AUCC membership key to granting foundational degrees
At a meeting on Jan. 22, the Senate of Queen's University in Ontario approved a new policy stating that, to satisfy the basis of admission requirement to any degree program at Queen's, academic credentials obtained from a Canadian post-secondary institution must be from an institution that is a member of the Association of Universities and Colleges of Canada (AUCC).
The Queen's announcement confirms the validity of Mount Royal’s decision to forgo offering foundational baccalaureate degrees as a college, according to Mount Royal President Dr. Dave Marshall.
“Across the country, universities are doing what we suggested would happen,” says Marshall. “As more and more non-accredited institutions develop degree programs, universities are going to make explicit statements about who’s admissible to their institutions. I suspect that Queen's is only the first of many other institutions who are planning to make it clear to applicants that, unless you come from an AUCC accredited institution, admission to their programs will be exceedingly difficult.”
Marshall explains that such policies have been motivated by the incredible growth in the number and variety of post-secondary options available to students in the past decade. “While all of the options are valid, some credentials are meant to prepare students for the workplace and not for graduate study,” he says. “Universities are experiencing a greater need to establish guidelines around the kind of preparation students require to enter their graduate programs.
“I think all of the evidence around the country suggests that Mount Royal’s decision to only move ahead with foundational degrees as an AUCC-accredited university is absolutely right.”
Skip Triplett, President of Kwantlen University College in B.C., agrees.
“Kwantlen [not an AUCC member] has experienced some difficulty with getting our graduates into programs outside of British Columbia,” says Triplett. “In B.C., we have no problem because our major universities understand who we are. Last summer, however, we were engaged in a mini-war with the University of Alberta because one of our Bachelor of Business Administration graduates had been rejected from a program because Kwantlen is not considered an eligible institution.
“I wrote to the university in support of her application, and the dean wrote as well. When you’re not eligible, you’ve got to do it graduate by graduate, department by department and school by school. We haven’t failed in our efforts, but we’ve had to spend a lot of time to get our students admitted to graduate programs.

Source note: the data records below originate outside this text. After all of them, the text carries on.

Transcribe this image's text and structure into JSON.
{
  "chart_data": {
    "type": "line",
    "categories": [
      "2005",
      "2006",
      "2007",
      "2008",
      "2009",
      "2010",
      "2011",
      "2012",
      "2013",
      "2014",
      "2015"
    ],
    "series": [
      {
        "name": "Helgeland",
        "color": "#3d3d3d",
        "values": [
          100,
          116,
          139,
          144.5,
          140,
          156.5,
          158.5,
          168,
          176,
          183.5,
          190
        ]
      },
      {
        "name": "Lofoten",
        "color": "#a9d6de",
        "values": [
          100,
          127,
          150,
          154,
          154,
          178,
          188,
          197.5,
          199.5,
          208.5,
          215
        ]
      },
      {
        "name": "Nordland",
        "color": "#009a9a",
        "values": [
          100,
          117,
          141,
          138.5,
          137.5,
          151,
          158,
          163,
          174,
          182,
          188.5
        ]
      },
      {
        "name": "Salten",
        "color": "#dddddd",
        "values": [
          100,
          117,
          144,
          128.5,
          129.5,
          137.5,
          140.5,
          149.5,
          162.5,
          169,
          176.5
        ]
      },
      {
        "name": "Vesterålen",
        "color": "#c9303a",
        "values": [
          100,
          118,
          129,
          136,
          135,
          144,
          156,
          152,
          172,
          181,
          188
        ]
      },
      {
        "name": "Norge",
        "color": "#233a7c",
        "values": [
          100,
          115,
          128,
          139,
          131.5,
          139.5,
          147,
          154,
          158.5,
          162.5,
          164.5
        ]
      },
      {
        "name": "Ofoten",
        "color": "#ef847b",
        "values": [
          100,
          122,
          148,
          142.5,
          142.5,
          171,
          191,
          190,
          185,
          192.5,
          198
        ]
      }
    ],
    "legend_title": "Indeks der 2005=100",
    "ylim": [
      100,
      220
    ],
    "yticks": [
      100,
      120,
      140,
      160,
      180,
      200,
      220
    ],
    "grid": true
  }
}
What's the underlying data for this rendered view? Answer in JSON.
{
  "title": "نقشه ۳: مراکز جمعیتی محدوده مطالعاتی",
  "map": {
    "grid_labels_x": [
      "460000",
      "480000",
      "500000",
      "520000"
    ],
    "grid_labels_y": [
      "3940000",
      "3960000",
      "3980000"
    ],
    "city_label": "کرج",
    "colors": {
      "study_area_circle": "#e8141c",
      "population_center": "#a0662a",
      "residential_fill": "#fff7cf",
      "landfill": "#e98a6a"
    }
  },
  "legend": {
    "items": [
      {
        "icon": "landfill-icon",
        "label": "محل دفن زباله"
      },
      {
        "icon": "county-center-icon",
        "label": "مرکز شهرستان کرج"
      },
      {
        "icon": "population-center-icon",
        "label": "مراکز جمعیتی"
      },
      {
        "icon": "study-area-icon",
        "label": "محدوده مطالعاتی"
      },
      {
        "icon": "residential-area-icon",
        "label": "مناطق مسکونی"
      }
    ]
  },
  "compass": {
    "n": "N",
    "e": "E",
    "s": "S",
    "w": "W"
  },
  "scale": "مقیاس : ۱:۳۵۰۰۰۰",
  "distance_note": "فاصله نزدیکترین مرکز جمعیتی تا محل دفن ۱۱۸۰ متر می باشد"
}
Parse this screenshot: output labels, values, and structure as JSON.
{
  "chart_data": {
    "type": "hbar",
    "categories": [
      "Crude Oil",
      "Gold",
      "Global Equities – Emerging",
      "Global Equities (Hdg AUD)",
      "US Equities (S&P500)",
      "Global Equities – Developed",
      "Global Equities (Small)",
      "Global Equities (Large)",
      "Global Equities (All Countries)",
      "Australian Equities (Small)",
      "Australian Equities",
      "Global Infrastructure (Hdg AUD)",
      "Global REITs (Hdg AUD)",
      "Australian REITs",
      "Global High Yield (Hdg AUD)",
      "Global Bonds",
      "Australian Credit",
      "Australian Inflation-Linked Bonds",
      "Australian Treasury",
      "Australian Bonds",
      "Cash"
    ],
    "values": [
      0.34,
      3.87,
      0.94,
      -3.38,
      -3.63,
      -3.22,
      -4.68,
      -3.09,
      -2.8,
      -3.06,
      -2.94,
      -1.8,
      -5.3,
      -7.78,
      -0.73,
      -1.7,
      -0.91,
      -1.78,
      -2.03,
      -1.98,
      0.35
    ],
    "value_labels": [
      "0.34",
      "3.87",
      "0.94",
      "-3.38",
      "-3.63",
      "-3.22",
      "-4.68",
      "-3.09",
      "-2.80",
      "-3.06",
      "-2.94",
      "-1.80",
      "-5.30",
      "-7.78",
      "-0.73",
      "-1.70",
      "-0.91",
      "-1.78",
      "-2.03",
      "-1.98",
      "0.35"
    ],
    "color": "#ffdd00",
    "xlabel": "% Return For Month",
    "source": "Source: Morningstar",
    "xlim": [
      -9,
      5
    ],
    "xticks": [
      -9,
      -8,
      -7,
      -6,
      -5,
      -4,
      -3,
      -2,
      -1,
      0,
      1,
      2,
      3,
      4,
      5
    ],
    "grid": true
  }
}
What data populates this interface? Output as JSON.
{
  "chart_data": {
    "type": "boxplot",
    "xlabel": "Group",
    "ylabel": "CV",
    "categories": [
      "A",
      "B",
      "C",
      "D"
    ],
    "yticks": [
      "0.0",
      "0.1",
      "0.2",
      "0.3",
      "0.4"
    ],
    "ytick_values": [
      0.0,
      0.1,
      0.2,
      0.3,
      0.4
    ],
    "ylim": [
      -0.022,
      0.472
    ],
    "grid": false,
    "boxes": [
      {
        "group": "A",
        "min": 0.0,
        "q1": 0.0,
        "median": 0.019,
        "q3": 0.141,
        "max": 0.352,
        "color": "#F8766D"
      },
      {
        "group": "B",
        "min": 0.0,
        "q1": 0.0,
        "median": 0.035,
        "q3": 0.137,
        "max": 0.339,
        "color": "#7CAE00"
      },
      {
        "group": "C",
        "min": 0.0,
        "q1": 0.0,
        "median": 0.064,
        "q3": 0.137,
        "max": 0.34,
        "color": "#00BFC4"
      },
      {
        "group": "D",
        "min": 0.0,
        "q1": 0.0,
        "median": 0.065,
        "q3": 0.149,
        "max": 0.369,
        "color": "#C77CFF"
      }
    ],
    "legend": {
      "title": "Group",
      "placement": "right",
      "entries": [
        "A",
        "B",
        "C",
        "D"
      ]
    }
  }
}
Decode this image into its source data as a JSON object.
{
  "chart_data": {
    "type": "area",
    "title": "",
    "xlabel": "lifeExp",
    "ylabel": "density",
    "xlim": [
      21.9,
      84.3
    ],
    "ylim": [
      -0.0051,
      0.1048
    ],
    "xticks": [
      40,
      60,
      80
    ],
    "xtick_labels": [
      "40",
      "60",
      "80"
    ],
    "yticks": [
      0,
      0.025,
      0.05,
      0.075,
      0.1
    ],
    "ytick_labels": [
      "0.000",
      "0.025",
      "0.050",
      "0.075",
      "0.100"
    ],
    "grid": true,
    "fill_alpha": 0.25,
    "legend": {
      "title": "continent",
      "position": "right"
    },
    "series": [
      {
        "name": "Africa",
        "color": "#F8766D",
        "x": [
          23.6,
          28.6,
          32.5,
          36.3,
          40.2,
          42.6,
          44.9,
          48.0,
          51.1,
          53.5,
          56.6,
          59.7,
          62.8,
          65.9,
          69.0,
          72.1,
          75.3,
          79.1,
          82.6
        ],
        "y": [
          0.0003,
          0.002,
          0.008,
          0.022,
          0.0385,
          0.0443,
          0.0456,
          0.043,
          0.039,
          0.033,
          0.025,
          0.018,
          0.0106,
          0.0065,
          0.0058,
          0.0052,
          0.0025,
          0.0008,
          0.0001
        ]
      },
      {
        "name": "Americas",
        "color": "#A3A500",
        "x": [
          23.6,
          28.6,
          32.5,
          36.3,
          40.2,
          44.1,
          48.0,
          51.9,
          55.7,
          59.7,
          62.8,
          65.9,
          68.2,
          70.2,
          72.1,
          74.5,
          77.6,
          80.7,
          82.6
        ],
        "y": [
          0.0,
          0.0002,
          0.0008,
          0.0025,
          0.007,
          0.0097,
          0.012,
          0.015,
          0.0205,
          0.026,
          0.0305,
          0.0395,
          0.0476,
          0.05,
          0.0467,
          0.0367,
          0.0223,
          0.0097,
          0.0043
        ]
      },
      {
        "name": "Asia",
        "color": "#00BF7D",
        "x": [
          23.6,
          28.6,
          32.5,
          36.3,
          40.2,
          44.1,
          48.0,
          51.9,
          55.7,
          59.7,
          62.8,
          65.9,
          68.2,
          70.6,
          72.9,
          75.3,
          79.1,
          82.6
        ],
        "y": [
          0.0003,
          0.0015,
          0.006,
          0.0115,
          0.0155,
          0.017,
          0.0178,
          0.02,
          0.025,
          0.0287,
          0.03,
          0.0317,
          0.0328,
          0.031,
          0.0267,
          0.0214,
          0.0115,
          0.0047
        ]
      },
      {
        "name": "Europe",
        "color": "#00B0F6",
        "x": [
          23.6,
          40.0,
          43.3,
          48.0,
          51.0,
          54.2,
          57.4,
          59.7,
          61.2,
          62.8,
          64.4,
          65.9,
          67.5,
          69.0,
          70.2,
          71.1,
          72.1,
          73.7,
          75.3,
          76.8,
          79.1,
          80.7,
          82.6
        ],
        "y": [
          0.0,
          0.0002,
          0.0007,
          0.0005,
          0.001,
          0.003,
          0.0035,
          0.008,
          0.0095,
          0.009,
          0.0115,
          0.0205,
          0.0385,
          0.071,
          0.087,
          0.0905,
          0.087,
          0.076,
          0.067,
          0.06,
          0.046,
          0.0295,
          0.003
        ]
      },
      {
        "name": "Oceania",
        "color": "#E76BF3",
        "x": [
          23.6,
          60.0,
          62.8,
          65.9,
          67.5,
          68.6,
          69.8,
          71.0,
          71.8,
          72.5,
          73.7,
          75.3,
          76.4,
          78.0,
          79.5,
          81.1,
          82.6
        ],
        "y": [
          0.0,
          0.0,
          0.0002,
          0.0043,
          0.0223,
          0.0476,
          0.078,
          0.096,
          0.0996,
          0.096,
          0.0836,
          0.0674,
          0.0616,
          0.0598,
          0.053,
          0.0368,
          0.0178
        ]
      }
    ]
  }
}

“It is a battle, mostly because of the name ‘university college’ and our lack of AUCC membership. The AUCC has no official power, but it is very powerful.”
Kwantlen will continue offering baccalaureate degrees and plans to apply again for AUCC membership in 2007.
In Alberta, it has been rumoured that Grant MacEwan College plans to seek degree-granting status as a college through Bill 43.
As for Mount Royal’s proposed mandate change, Marshall feels that there is growing support in the Calgary community for a new university. “We’re making change the appropriate way,” he says. “Changing people’s minds takes time and education.”